I wish I could say that I had never made a mistake like the magi’s. I wish I could say that I had never followed my own assumptions and prejudices while ignoring the evidence that was standing in front of me. But that is the way we are, isn’t it? A friend of mine, when confronted with the accusation, “You always think you’re right, don’t you?!” replied, “Of course I do. If I thought I was wrong, I’d change my mind, wouldn’t I?” I know from my travels abroad, and even in the US, that it is easy to take along my ideas about how things should be. Whether I’m bothered because the trains don’t run on my schedule, or because the King hasn’t been born in the capital city, my assumptions about how the world should work take precedence.
I am only too aware of all the ways that we assume we know what God is up to. Throughout history, one group or another has taken it upon themselves to be the spokesperson for God, and it usually ends in disaster. The church of the West spent hundreds of years “taking God” all over the world, never bothering to check to see if God might already be there. But the most successful missionaries have always been the ones who stopped to ask, “what has God been up to here? How has God already been made known in this place?”
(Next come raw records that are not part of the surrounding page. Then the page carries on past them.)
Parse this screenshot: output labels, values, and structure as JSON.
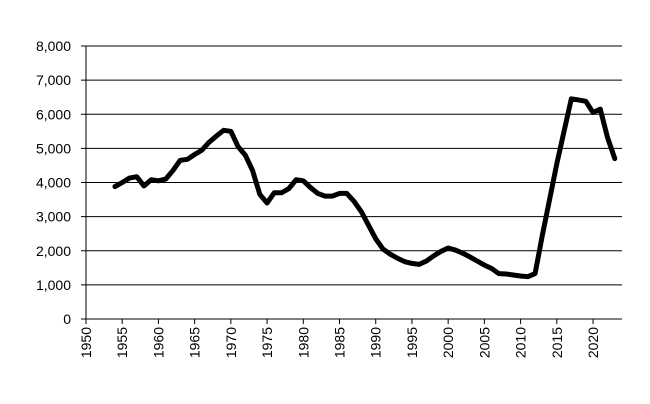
{
  "chart_data": {
    "type": "line",
    "title": "",
    "xlabel": "",
    "ylabel": "",
    "xlim": [
      1950,
      2024
    ],
    "ylim": [
      0,
      8000
    ],
    "grid": true,
    "legend": "none",
    "colors": {
      "line": "#000000",
      "grid": "#000000",
      "background": "#ffffff"
    },
    "y_ticks": [
      0,
      1000,
      2000,
      3000,
      4000,
      5000,
      6000,
      7000,
      8000
    ],
    "y_tick_labels": [
      "0",
      "1,000",
      "2,000",
      "3,000",
      "4,000",
      "5,000",
      "6,000",
      "7,000",
      "8,000"
    ],
    "x_ticks": [
      1950,
      1955,
      1960,
      1965,
      1970,
      1975,
      1980,
      1985,
      1990,
      1995,
      2000,
      2005,
      2010,
      2015,
      2020
    ],
    "x_tick_labels": [
      "1950",
      "1955",
      "1960",
      "1965",
      "1970",
      "1975",
      "1980",
      "1985",
      "1990",
      "1995",
      "2000",
      "2005",
      "2010",
      "2015",
      "2020"
    ],
    "series": [
      {
        "x": [
          1954,
          1955,
          1956,
          1957,
          1958,
          1959,
          1960,
          1961,
          1962,
          1963,
          1964,
          1965,
          1966,
          1967,
          1968,
          1969,
          1970,
          1971,
          1972,
          1973,
          1974,
          1975,
          1976,
          1977,
          1978,
          1979,
          1980,
          1981,
          1982,
          1983,
          1984,
          1985,
          1986,
          1987,
          1988,
          1989,
          1990,
          1991,
          1992,
          1993,
          1994,
          1995,
          1996,
          1997,
          1998,
          1999,
          2000,
          2001,
          2002,
          2003,
          2004,
          2005,
          2006,
          2007,
          2008,
          2009,
          2010,
          2011,
          2012,
          2013,
          2014,
          2015,
          2016,
          2017,
          2018,
          2019,
          2020,
          2021,
          2022,
          2023
        ],
        "y": [
          3880,
          4000,
          4130,
          4170,
          3900,
          4080,
          4050,
          4100,
          4350,
          4650,
          4680,
          4820,
          4950,
          5180,
          5360,
          5530,
          5500,
          5050,
          4800,
          4350,
          3650,
          3400,
          3700,
          3700,
          3820,
          4080,
          4050,
          3850,
          3680,
          3600,
          3600,
          3680,
          3680,
          3450,
          3150,
          2750,
          2350,
          2050,
          1900,
          1780,
          1680,
          1630,
          1600,
          1700,
          1850,
          1980,
          2080,
          2020,
          1930,
          1820,
          1700,
          1580,
          1480,
          1330,
          1320,
          1290,
          1260,
          1240,
          1330,
          2450,
          3500,
          4550,
          5500,
          6450,
          6420,
          6380,
          6050,
          6150,
          5320,
          4700
        ]
      }
    ]
  }
}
The star came first to the Magi, they saw it at its rising. God’s light works its way into every time and place, and invites each person to a journey, into a relationship, in a language that they can understand. Of course, they are bound to misunderstand, they are bound to misinterpret. Each of us is bound to take a wrong turn, believing we know how God should be acting. But the star waited for the Magi, so that they were finally able to find their bumbling way to Bethlehem and to the Christ child. And when they left, they went home by a different road. And so the light waits for us. God was born into the world as an invitation to each of us, as a sign that God wants nothing more than to be in relationship with us. And Christ died and was raised as an invitation to each of us, as a sign that God will not abandon us when we take a wrong turn. God’s light waits for us, Christ waits for us, forgiving our mistakes and giving us the chance to start fresh, so that we can continue on our journey by a different road.
We have a little Nativity scene that we bought the year that we traveled so much. That year we spent Christmas in Budapest, Hungary. It is an unusual Nativity crèche for a number of reasons. For one thing, it is all one piece, made of ceramic. It is made from a plain brownish/grayish clay, with a hint of blue paint in spots to it, but unglazed. And it depicts only the holy family with a sheep and a donkey, no shepherds, no magi or gifts, no angels and no stars. It is plain, humble, unassuming, as I imagine the stable itself would be. That is part of what drew me to this little crèche when I saw it in the Christmas bazaar there. But what I like most about it is that, rather than a little straw manger, holding a perfect little baby, there is a candle-holder, and the manger holds a light. Instead of a star shining overhead, in this scene, the star has come to rest in the manger, and it is to that spot, to the light in the manger, that all eyes are drawn as they look at this little Nativity scene.
“Arise, shine, for your light has come, and the glory of the Lord has risen upon you…Nations shall come to your light.” The star that led the magi is the same light that leads us. The light comes to us each where we are, so that we can follow it into the world, and find it shining in the most unexpected places.